I found this to be a bit of a mixed bag. I certainly couldn’t have picked a more different book to follow my recent reading.
On the plus side, Waiting for Robert Capa is based on a set of real events that I found truly amazing. It had never occurred to me that the famous 20th century war photographer Robert Capa was not a real person, at least not at first.
You might know Capa for what’s been called the most famous war photograph of all time, now called “The Falling Soldier”, in which he captured a loyalist soldier in the Spanish Civil War at the exact moment of his death, arms spread wide, feet moving forward and his head rocked back from a sniper’s bullet.
What you might not know is that Capa was originally a persona invented by a struggling pair of photographers who created a “famous American photographer” to credit their photos to, allowing them to charge much more than for work under their own names.
André Friedmann and Gerta Pohorylle were lovers and refugees from Nazi Germany in the early 1930s, whose talent was recognised but who had trouble making ends meet. Between them, they created “Robert Capa” and the ruse worked so well that André adopted the name as his own and became Robert Capa. Once he was taking all the credit for both their photos, Gerta became Gerda Taro and established her own reputation until the car she was in collided with a tank in Spain in 1937 and she was killed.
Capa went on to become probably the most lauded war photographer in the world, characterised by his daring camera work on the front lines of the Spanish Civil War, at the Chinese resistance to Japanese invasion in 1938, the D-Day landings in WWII (he was among the first landing at Normandy in 1944), and in post war Soviet Union. In 1947, he formed the famous Magnum studio with Henri Cartier-Bresson, and died in 1954 when he stepped on a land mine during the First Indochina War in 1954.
All this is known and well-documented. What Susana Fortes has done in Waiting for Robert Capa is extrapolate from the known facts to explore the couple’s relationship in the context of the turbulent times of mid-20th century Europe.
It is very much a love story, but also a picture of a time when fascism looked like becoming the predominant political philosophy in Europe, even in France. Fortes has created a highly detailed interior life for Gerta / Gerda and her tempestuous relationship with André / Robert. She paints equally detailed word pictures of the physical environment and what life was like for creative people at the time, as well as the emotional landscape inhabited by the two lovers.
This is obviously a very different approach to that taken by Alan Garner and Cormac McCarthy, and I did find it very powerful and moving in dramatic scenes such as when Gerda’s flat is ransacked by fascists, the description of the atrocities at Guernica, and André’s account of the how the famous photo was taken.
Where the book was less successful for me was in describing the visceral physicality of their love. I know sex scenes are difficult to write at the best of times, but I’m afraid these left me rolling my eyes. Your mileage may differ.
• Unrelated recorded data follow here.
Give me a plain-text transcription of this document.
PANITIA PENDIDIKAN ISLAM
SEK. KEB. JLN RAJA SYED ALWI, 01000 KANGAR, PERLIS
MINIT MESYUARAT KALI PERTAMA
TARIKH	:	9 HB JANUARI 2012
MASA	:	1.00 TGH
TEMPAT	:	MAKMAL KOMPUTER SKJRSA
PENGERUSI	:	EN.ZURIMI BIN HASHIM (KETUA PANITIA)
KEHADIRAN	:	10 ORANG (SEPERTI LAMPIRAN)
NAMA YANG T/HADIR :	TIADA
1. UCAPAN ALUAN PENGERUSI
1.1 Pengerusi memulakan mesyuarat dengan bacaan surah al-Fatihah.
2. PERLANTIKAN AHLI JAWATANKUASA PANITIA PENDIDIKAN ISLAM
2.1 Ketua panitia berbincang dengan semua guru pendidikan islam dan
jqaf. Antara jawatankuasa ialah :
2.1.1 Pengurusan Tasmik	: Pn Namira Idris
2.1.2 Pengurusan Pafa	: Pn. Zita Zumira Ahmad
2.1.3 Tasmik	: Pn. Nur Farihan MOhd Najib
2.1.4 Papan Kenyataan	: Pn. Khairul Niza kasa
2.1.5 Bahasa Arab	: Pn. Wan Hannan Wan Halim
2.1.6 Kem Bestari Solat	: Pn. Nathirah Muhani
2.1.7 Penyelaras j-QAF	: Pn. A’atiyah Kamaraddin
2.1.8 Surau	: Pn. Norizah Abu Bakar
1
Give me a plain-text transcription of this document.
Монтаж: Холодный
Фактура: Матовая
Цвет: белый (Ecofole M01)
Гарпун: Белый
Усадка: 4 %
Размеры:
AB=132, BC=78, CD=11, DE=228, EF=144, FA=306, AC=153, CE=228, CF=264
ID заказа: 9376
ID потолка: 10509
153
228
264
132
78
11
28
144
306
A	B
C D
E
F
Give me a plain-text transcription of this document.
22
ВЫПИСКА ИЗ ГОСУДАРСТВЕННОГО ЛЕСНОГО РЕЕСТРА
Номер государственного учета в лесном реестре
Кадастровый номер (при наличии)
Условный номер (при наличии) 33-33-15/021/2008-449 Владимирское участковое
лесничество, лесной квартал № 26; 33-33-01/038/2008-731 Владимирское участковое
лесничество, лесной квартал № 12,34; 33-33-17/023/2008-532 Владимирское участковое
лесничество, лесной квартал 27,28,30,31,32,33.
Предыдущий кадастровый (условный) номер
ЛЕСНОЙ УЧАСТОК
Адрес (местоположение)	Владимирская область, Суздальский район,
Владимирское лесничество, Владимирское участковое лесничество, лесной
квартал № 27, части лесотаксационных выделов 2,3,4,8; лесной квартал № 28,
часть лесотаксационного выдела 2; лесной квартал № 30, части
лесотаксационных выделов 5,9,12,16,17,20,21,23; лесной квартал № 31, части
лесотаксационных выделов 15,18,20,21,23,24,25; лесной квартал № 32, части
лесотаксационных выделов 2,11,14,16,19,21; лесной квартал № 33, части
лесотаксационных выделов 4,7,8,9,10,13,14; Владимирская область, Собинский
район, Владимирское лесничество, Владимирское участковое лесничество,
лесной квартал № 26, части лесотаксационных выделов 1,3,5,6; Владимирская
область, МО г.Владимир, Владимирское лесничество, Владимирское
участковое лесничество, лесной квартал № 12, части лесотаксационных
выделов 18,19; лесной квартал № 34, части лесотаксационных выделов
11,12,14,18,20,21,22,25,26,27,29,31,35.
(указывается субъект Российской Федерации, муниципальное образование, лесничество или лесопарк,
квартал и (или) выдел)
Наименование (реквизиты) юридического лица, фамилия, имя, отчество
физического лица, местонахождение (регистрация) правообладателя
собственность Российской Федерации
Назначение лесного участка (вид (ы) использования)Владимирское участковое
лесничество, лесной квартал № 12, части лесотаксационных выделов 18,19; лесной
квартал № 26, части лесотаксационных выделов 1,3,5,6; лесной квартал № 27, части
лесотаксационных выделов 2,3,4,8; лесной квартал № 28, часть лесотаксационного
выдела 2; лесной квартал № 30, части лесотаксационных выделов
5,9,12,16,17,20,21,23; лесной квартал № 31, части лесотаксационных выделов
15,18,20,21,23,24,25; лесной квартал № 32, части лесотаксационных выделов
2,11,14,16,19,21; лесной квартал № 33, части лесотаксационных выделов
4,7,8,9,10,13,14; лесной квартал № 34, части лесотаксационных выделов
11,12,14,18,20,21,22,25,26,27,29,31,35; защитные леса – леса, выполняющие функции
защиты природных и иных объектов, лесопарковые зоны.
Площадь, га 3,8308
I also understand that Fortes was setting the scene, and being historically accurate, but I have rarely encountered a bigger name dropper. It felt like the couple encountered everyone who was a writer, painter, film-maker, musician or – of course – photographer at the time: Hemingway, Joyce, Picasso, Buñuel, Trotsky, Man Ray, Orwell, Piaf, Laurel and Hardy, Matisse, and many more, with referential appearances by everyone from Karl Marx and John Reed to Greta Garbo and Jospehine Baker. I’m sure it’s all true, and I guess it’s indicative of the time and place that they crossed paths with so many famous creatives, but it felt a bit stilted to me.
There were also some odd word choices in the text, like “pinnacle” for “pinochle” and “canons” for “cannons”. This may be a fault of the e-book, I don’t know, but it was annoying.
It could be that the level of physical and emotional description was just a bit overwhelming to me after Treacle Walker and The Passenger but I found myself wishing for a bit of restraint, a little less detail.
Apparently, the film rights have been picked up by Michael Mann, which I guess is a good thing. Maybe giving it the “Miami Vice” treatment will do it good.
Overall, I thought Waiting for Robert Capa was a great story and quite daring in its bold depiction of real people and events, albeit a bit over-written. And it’s only 136 pages, so you may find it worth a read.